A day in the life (second year PhD student and RA)

Hi, I am Tapan. I am in my second year of PhD and I also work as a research assistant here at KCL. I work in Simon Hughes’s lab and we are interested in understanding molecular mechanisms underlying embryonic muscle development, growth and regeneration.

We use zebrafish embryos to discover how striated muscle grows and gets repaired. We aim to apply the knowledge gained to enhance tissue repair and diminish age-related muscle weakening in the human population. My project is looking at how muscle stem cells behave during normal embryonic development. Below is an example of how my day looks like (they are not this long generally but here is how this one unfolded):

Written by Tapan Pipalia

The view ‘from my room’ is great though compared to ‘of my room’ with an allotment nearby and Wembley Stadium (red arrow) in the backdrop.

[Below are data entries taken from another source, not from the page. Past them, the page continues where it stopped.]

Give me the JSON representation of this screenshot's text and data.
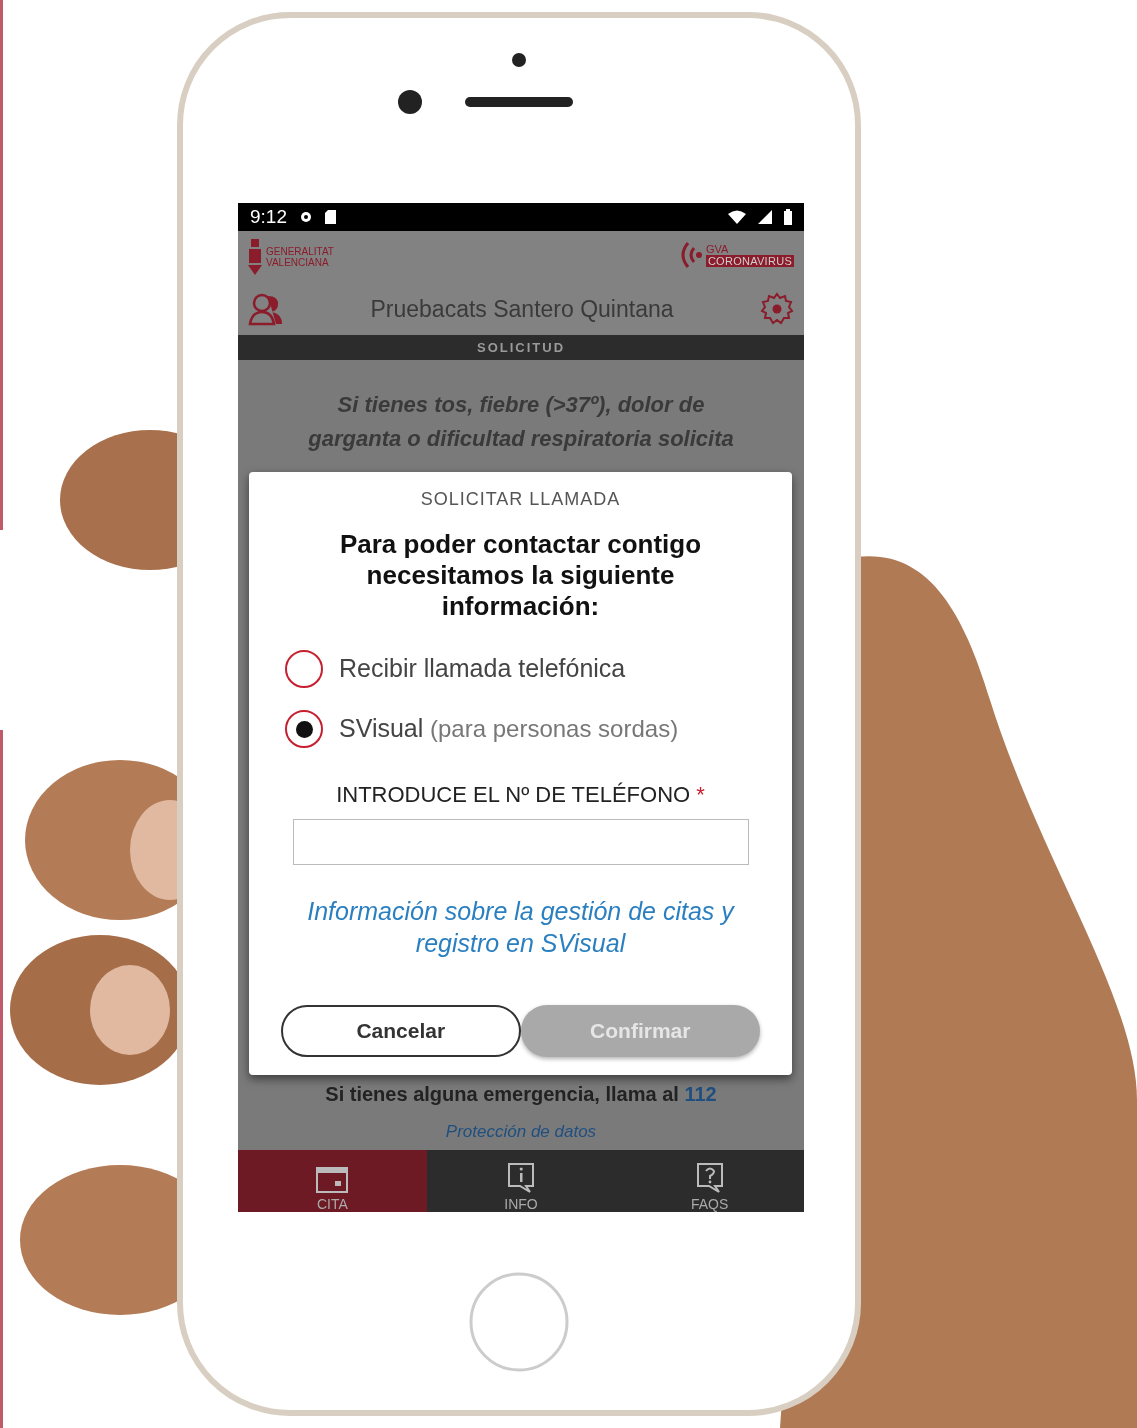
{
  "status_bar": {
    "time": "9:12"
  },
  "header": {
    "logo_left": [
      "GENERALITAT",
      "VALENCIANA"
    ],
    "logo_right": {
      "top": "GVA",
      "badge": "CORONAVIRUS"
    },
    "user_name": "Pruebacats Santero Quintana"
  },
  "section_bar": "SOLICITUD",
  "notice": [
    "Si tienes tos, fiebre (>37º), dolor de",
    "garganta o dificultad respiratoria solicita"
  ],
  "dialog": {
    "title": "SOLICITAR LLAMADA",
    "heading": "Para poder contactar contigo necesitamos la siguiente información:",
    "options": [
      {
        "label": "Recibir llamada telefónica",
        "selected": false
      },
      {
        "label": "SVisual",
        "note": "(para personas sordas)",
        "selected": true
      }
    ],
    "phone_field": {
      "label": "INTRODUCE EL Nº DE TELÉFONO",
      "required_mark": "*"
    },
    "info_link": "Información sobre la gestión de citas y registro en SVisual",
    "buttons": [
      {
        "label": "Cancelar",
        "kind": "secondary",
        "disabled": false
      },
      {
        "label": "Confirmar",
        "kind": "primary",
        "disabled": true
      }
    ]
  },
  "emergency": {
    "text": "Si tienes alguna emergencia, llama al",
    "number": "112"
  },
  "privacy_link": "Protección de datos",
  "tabs": [
    {
      "label": "CITA",
      "kind": "calendar",
      "selected": true
    },
    {
      "label": "INFO",
      "kind": "info",
      "selected": false
    },
    {
      "label": "FAQS",
      "kind": "question",
      "selected": false
    }
  ]
}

7:10 Time to get out of bed after few customary snoozes! After spending a couple of minutes reflecting on mistakes I made the previous day (:p), back to getting ready, having my breakfast and rushing out to get to work; expecting it to be a long day.

8:30
At the station, waiting for the tube (left below). Scene (right below) just before I could even take my phone out thanks to being stuffed in the carriage.

9:15 Managed to survive the peak hour rush once again! View of the Shard outside the station. The building is a prominent feature of London’s skyline and is close to our campus.

9:30 Making the classic ‘to do list’ before jumping into action.

9:40 Extracting DNA from the samples using alkali lysis method. Incubation for 20 minutes.

10:00 Preparing DNA samples from above for genotyping (figuring out if a sample carries genetic mutation of interest or not) using high resolution melt (HRM) analysis.

10:15 Setting up the run on the HRM machine. Run time 1hr 30 minutes.

Using PCR machine for DNA incubation!

HRM machine!

10:30 Back to my bench to prepare reagents/reactions for cloning which I am aiming to do tomorrow (cutting and pasting DNA sequences together) using Gibson method.

They say ‘My house is my castle’. Well, I can say the same about my bench!

12:30 Analysis of HRM results from the morning experiment.

13:00 Refuelling myself- Lunch time!

13:40 Analysis of some datasets from an experiment I did a while ago.

14:25 Confocal computer repair.

Some research assistant admin duties. We are currently having issues with a computer attached to our confocal microscope which we rely on heavily to perform high resolution imaging of zebrafish embryos. Attempted different things to get it to work normally but failed with initial attempts.

This lovely PCR machine is doing the work for me while I’m having a pizza with fellow PhD students!

16:30 PCR time. Amplifying my gene of interest to use it later for Gibson cloning mentioned above. Incubation for 3 hours.

17.30 Pizza night! Our once a month formal social event for all PhD students within the department when we get to feast on pizzas (fully paid for by the department!) and listen to a talk on wacky topics from fellow PhD students. This week’s topic: The science behind reality TV.

18.30 Analysing embryos which are two days old under a low mag microscope (left below) to screen for any gross morphological defects (right below). They were from fish pairs which were mutant for one of the genes thought to be important for muscle development. Captured a few images for reference.

9.30 Reading papers-getting hold of a protocol-requesting the paper from the interlibrary loan service

20:30 Running samples from earlier PCR on a gel. Whilst the gel was running, attempted once again to fix the confocal computer. Ugh! Close but not quite there, solved one problem but the original problem remains to be fixed.

21:50 Setting up fish crosses to get some embryos. The fish facility where we keep fish in tanks (blue coloured tanks arranged in stacks- Top left and right). A male and female fish are separated by a barrier in breeding tanks (transparent ones- bottom right and left). In the morning next day, the barrier is removed and if they mate, we get more samples to work with! Hoping these ones give me more embryos tomorrow.